FORBIDDEN. British Lion Film Corp, UK, 1948. Douglass Montgomery, Hazel Court, Patricia Burke, Garry Marsh, Ronald Shiner, Kenneth Griffith. Director: George King.

   By sheerest of chances, one imagines, I’ve come across both an episode of a TV show (Adam Adamant Lives) and a movie (Forbidden) which takes place along the “Golden Mile,” a stretch of Promenade between the North and South piers in Blackpool, England, filled (in its heyday) with carnival booths and amusement arcades, slot machines and various other means of taking money from the pockets of passers-by.


   The episode (Adam Adamant Lives) was the second of the series, “Death Has a Thousand Faces” (30 June 1966), in which Adamant (Gerald Harper) and Georgina Jones, his female assistant (Juliet Harmer) meet and recruit the third member of the program’s recurring cast, a barker by the name of William Simms (Jack May). Unaccountably, Simms does not appear in the third episode, reflecting some of the production problems the TV crew were having at the time.

   But this is not a review of Adam Adamant, nor of the Golden Mile, but of Forbidden, in which one actor on the way down, Douglass Montgomery – this was his last movie before heading over to solely a television career – meets one on the way up, Hazel Court, red-headed beauty of many a later Hammer horror film, several years in her future yet.

   She’s the girl behind a candy counter along the Golden Mile, and across the way is Montgomery’s booth, in which he sells tonics of all sorts for all kinds of maladies – a sort of stationary medicine wagon. Baldness, sore feet, upset stomach? Stop in, please.

   But it must pay well. Jim Harding (that’s his name) could be a research chemist instead, and for real, but his wife, determined to become an actress, has a standard of living that demands he say no to mere (and low-paying) academic pursuits.

   The girl’s name is Jane Thompson (played by Hazel Court) and she’s not his wife, but she’d like to be. But don’t get the wrong impression here. She’s an innocent and doesn’t know that he’s even married. But he does — boy does he ever — and here is where the noir aspect of this relatively mild British thriller kicks in.

   Harding is a weakling, though, though not strictly in a physical sense. Maybe mild-mannered is a sufficient description — not a forceful fellow at all. Things do take their course, however, and after his wife’s death and a suspenseful chase scene taking place in the tower high above the promenade, there is a happy ending – or at least an ending that’s as happy as it could be, given the circumstances.

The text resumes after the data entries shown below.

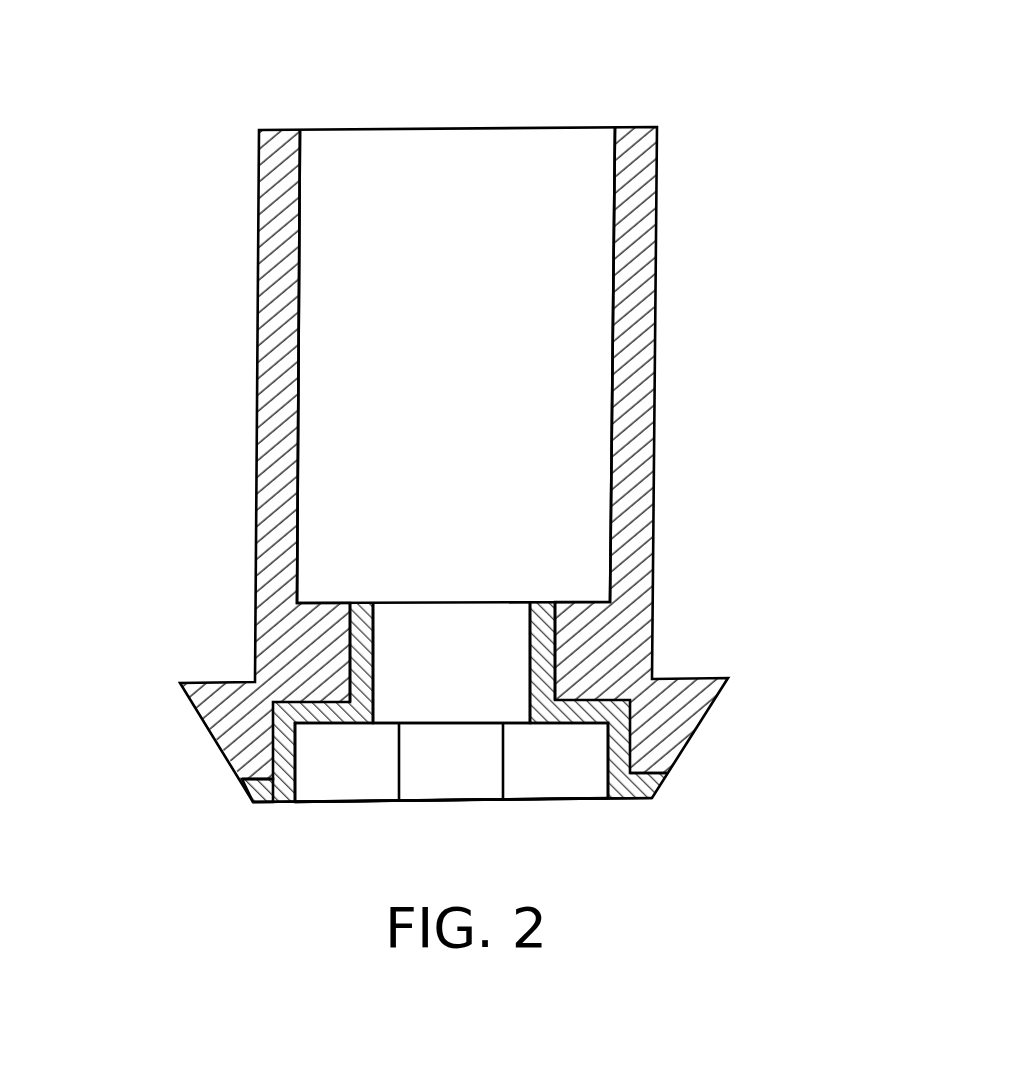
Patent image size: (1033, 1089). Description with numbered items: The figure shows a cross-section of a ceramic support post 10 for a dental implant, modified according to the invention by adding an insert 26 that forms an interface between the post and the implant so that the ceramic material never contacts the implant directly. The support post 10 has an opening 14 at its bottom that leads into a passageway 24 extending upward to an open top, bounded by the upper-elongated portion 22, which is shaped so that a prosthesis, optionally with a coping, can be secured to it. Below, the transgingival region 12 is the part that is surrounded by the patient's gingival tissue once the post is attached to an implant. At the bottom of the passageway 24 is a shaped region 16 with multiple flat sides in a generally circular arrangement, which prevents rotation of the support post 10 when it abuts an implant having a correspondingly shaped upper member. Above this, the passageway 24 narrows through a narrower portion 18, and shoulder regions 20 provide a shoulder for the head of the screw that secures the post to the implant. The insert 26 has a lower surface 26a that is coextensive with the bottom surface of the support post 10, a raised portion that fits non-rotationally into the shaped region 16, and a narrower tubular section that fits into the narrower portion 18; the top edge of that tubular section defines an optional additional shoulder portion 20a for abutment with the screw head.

The support post 10 is at (682, 55).
The transgingival region 12 is at (692, 743).
The opening 14 is at (308, 820).
The shaped region 16 is at (567, 767).
The narrower portion 18 is at (467, 582).
The shoulder regions 20 is at (323, 605).
The additional shoulder portion 20a is at (363, 605).
The upper-elongated portion 22 is at (655, 345).
The passageway 24 is at (422, 193).
The insert 26 is at (245, 793).
The lower surface 26a is at (275, 805).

   I’ve used the word “mild” a couple of times. As thrillers go, that just about sums this movie up in one word: mild. The presence of Hazel Court in this movie was enough to keep me watching it, even in black and white. She may, or may not, be reason enough for you.

[UPDATE.] 04-22-10.   While the DVD cover shown is that of the UK edition, I thought I should let you know that Forbidden has been commercially released in the US also, and that’s the copy I have.